Su caballo piafó echando humo por los ollares y Marco le pegó un nuevo fustazo en su costado derecho. Llevaba horas de galope tendido en las cuales apenas si se habían detenido, forzando al animal hasta el límite y consciente de que,  si bien le había pedido perdón cerca de diez veces por exigirle tamaño esfuerzo, tenía que hacerlo.

     Marco llegó a la retaguardia del ejército y quedó maravillado ante la impactante imagen de cien mil legionarios formados en orden de batalla a punto de enfrentarse a un ejército rival de cerca de cincuenta mil. Ni siquiera la mejor película de guerra podría reflejar algo tan impresionante como aquello. Se le puso la piel de gallina y sintió un escalofrío recorriéndole la espina.

     Sin detenerse ni aflojar el paso, giró hacia la derecha, al ala donde suponía que podría encontrar a Publio a lomos de su caballo, y volvió a girar a la izquierda al pasar junto al último de los legionarios. Calculó que habría más de tres mil jinetes allí mismo y otros tantos del otro lado, en el flanco izquierdo. Marco pasó junto a todos ellos aminorando la marcha y se dirigió hacia el frente de aquella formación.

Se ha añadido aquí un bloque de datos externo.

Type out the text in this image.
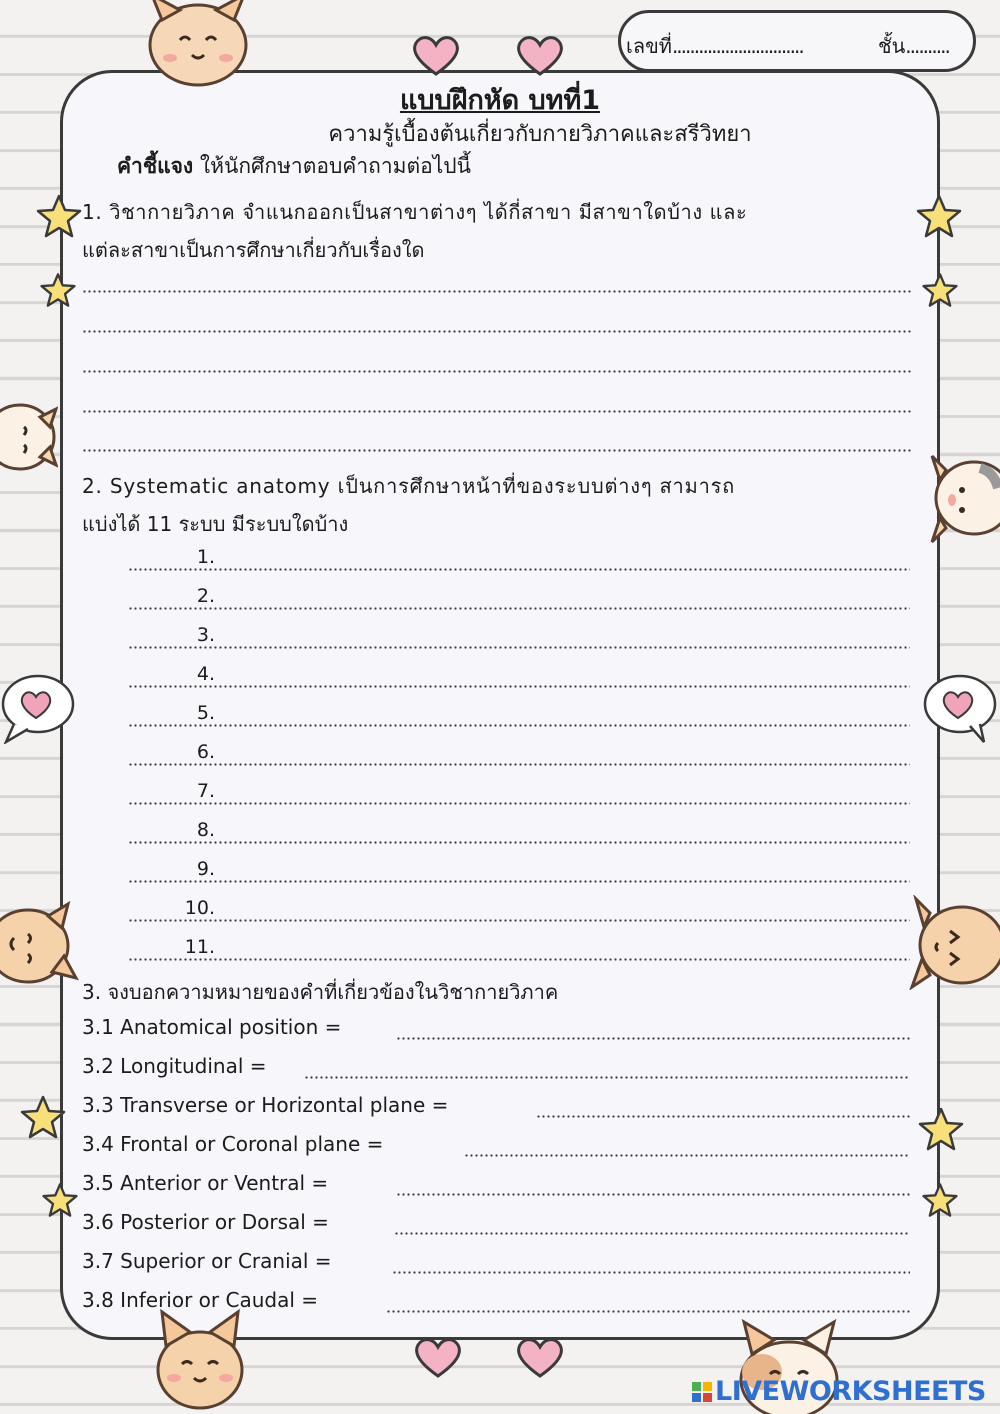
เลขที่..............................	ชั้น..........
แบบฝึกหัด บทที่1
ความรู้เบื้องต้นเกี่ยวกับกายวิภาคและสรีวิทยา
คำชี้แจง ให้นักศึกษาตอบคำถามต่อไปนี้
1. วิชากายวิภาค จำแนกออกเป็นสาขาต่างๆ ได้กี่สาขา มีสาขาใดบ้าง และ
แต่ละสาขาเป็นการศึกษาเกี่ยวกับเรื่องใด
2. Systematic anatomy เป็นการศึกษาหน้าที่ของระบบต่างๆ สามารถ
แบ่งได้ 11 ระบบ มีระบบใดบ้าง
1.
2.
3.
4.
5.
6.
7.
8.
9.
10.
11.
3. จงบอกความหมายของคำที่เกี่ยวข้องในวิชากายวิภาค
3.1 Anatomical position =
3.2 Longitudinal =
3.3 Transverse or Horizontal plane =
3.4 Frontal or Coronal plane =
3.5 Anterior or Ventral =
3.6 Posterior or Dorsal =
3.7 Superior or Cranial =
3.8 Inferior or Caudal =
LIVEWORKSHEETS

     —¡Publio! —gritó. Media formación lo miró de soslayo y volvió la vista al frente un segundo después; el ejército de Aníbal resultaba mucho más interesante que él—. ¡Publio!

     Publio creyó escuchar su nombre y se dirigió a Lelio.

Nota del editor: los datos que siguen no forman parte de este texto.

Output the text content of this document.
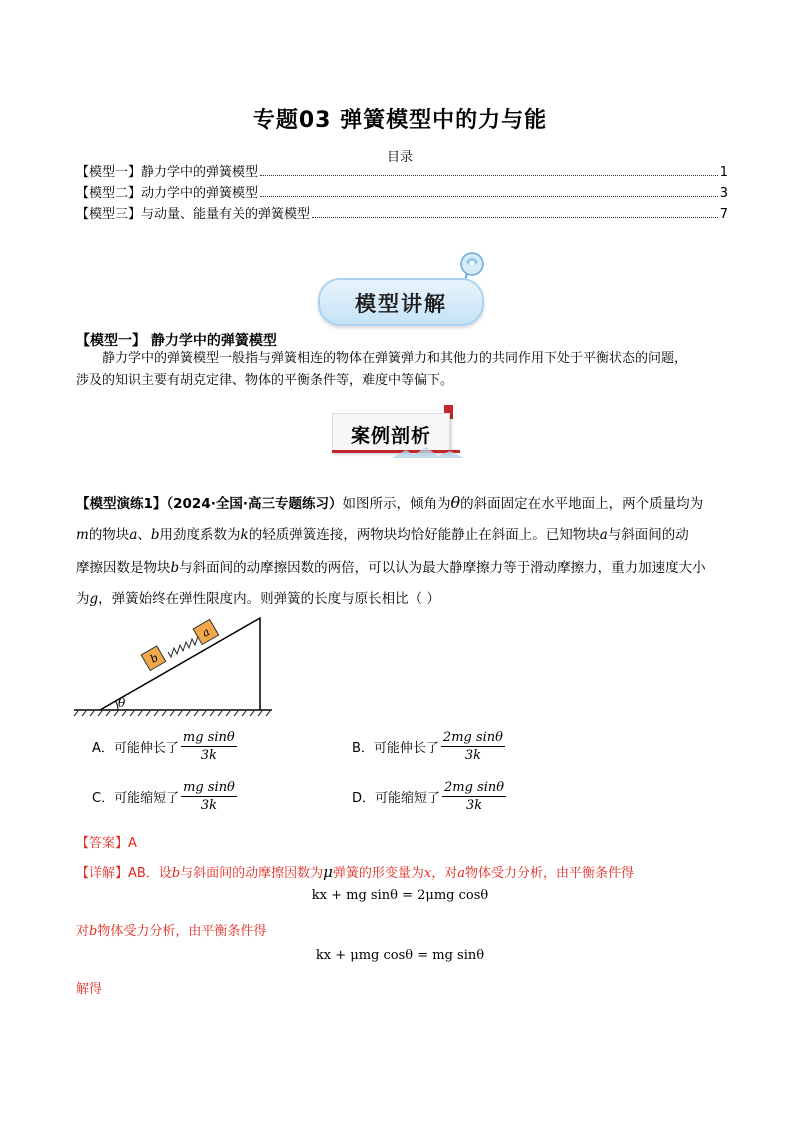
专题03 弹簧模型中的力与能
目录
【模型一】静力学中的弹簧模型	1
【模型二】动力学中的弹簧模型	3
【模型三】与动量、能量有关的弹簧模型	7
模型讲解
【模型一】 静力学中的弹簧模型
静力学中的弹簧模型一般指与弹簧相连的物体在弹簧弹力和其他力的共同作用下处于平衡状态的问题，
涉及的知识主要有胡克定律、物体的平衡条件等，难度中等偏下。
案例剖析
【模型演练1】（2024·全国·高三专题练习）如图所示，倾角为θ的斜面固定在水平地面上，两个质量均为
m的物块a、b用劲度系数为k的轻质弹簧连接，两物块均恰好能静止在斜面上。已知物块a与斜面间的动
摩擦因数是物块b与斜面间的动摩擦因数的两倍，可以认为最大静摩擦力等于滑动摩擦力，重力加速度大小
为g，弹簧始终在弹性限度内。则弹簧的长度与原长相比（ ）
θ
b
a
A．可能伸长了 $\frac{\text{mg sinθ}}{3k}$	B．可能伸长了 $\frac{\text{2mg sinθ}}{3k}$
C．可能缩短了 $\frac{\text{mg sinθ}}{3k}$	D．可能缩短了 $\frac{\text{2mg sinθ}}{3k}$
【答案】A
【详解】AB．设b与斜面间的动摩擦因数为μ弹簧的形变量为x，对a物体受力分析，由平衡条件得
kx + mg sinθ = 2μmg cosθ
对b物体受力分析，由平衡条件得
kx + μmg cosθ = mg sinθ
解得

     —¿Escuchaste? Creo que gritaron mi nombre.

     —No escuché nada.

     Lelio solo tenía ojos y oídos para la batalla.

     —¡Publio!

     —¡Ey! Ahora sí lo escuché —dijo.

     —¿Lo ves? —remarcó Publio—. Alguien me busca.

     Espoleó a su caballo y rompió la formación en dirección a la voz. Lelio maldijo por lo bajo y lo siguió.

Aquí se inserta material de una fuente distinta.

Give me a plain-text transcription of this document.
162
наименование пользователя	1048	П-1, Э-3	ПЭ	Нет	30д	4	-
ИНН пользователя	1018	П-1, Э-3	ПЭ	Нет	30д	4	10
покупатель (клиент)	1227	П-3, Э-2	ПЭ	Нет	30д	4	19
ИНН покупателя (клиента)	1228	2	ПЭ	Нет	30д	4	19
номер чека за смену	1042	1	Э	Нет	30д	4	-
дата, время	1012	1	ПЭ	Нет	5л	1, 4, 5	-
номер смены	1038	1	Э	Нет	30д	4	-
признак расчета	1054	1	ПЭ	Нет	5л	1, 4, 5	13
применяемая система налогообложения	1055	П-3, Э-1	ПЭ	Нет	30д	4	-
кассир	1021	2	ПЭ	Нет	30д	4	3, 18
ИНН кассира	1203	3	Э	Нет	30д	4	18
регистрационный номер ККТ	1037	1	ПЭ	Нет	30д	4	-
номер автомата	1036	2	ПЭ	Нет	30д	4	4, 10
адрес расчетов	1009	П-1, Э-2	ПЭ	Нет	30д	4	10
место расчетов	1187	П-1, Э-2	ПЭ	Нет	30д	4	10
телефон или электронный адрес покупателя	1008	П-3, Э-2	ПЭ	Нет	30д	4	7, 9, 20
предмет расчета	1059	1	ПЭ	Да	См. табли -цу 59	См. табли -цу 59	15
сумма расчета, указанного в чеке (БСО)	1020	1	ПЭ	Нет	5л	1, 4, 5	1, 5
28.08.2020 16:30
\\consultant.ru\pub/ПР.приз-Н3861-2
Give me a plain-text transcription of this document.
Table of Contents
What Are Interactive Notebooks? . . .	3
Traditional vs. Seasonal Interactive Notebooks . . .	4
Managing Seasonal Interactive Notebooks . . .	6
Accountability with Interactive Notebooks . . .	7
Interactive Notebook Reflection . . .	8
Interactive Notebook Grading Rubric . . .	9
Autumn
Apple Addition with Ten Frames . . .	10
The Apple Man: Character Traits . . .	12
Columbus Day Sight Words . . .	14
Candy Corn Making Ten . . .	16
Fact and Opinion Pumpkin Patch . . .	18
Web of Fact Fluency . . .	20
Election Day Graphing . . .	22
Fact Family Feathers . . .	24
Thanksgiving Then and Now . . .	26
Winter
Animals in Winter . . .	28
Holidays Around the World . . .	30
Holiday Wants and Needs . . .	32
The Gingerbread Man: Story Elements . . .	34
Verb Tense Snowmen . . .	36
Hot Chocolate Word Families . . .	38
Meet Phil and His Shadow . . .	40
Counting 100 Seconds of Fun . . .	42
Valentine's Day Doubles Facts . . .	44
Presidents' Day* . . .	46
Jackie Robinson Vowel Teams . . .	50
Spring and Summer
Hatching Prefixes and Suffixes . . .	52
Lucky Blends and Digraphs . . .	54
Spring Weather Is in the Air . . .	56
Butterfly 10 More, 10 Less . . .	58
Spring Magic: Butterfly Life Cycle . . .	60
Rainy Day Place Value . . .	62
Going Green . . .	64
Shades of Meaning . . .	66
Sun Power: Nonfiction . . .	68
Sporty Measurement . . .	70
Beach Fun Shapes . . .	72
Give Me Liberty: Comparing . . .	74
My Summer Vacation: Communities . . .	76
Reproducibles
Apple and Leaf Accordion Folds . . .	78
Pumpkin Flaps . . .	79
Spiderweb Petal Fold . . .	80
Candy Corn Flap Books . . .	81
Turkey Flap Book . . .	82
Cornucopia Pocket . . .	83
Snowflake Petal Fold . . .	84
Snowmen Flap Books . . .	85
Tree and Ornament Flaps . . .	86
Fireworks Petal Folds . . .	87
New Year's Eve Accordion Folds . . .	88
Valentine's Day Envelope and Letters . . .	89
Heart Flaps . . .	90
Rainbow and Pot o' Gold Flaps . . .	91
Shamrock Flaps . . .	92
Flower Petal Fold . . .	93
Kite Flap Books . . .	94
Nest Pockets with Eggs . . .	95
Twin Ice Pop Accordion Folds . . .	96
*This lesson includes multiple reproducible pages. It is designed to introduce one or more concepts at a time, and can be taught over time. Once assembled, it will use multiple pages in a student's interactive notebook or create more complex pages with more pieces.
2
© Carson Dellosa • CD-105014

     Marco los vio y comenzó a agitar los brazos.

     —¡Aquí!

     —¡Allí! —señaló Lelio.

     A escasos metros de la última fila derecha de jinetes, Cayo Lelio, Marco y Publio Cornelio Escipión, acapararon la mirada de gran parte de los hombres montados. Atención que solo eran capaces de captar Lelio y Publio. Casi nadie sabía quién era Marco.

     —¡Publio, Lelio! —Marco estaba sudado, sucio y agotado—. Tienen que escucharme, por favor...

     —¿Pasó algo con Flavia? —preguntó Publio.

     —No, Flavia está bien... sigue igual, quiero decir. —Hizo gestos con la mano para cambiar el tema—. Tengo que hablar con ustedes ahora mismo, no hay tiempo, créanme.

     Publio se puso serio.

     —Marco, por si no lo has notado, estamos a punto de entrar en combate.

     Marco asintió repetidas veces.

     —Lo sé, lo sé... —Tragó saliva—. Publio, tienes que detener esto...

     —¿Qué cosa?

     —Esta batalla, tienes que detenerla, Publio, por favor. Tienes que hablar con el cónsul, con tu suegro, y decirle que ¡No-Deben-Luchar!

     —¿Te has vuelto loco, Marco? —preguntó Lelio.

     A Marco le temblaban las manos.

     —Tenemos cien mil hombres aquí, Marco, y Aníbal apenas la mitad. Esta batalla será nuestra. —Publio miró hacia los hombres que los observaban—. Deja ya este tema antes de que te metas en problemas, amigo, por favor.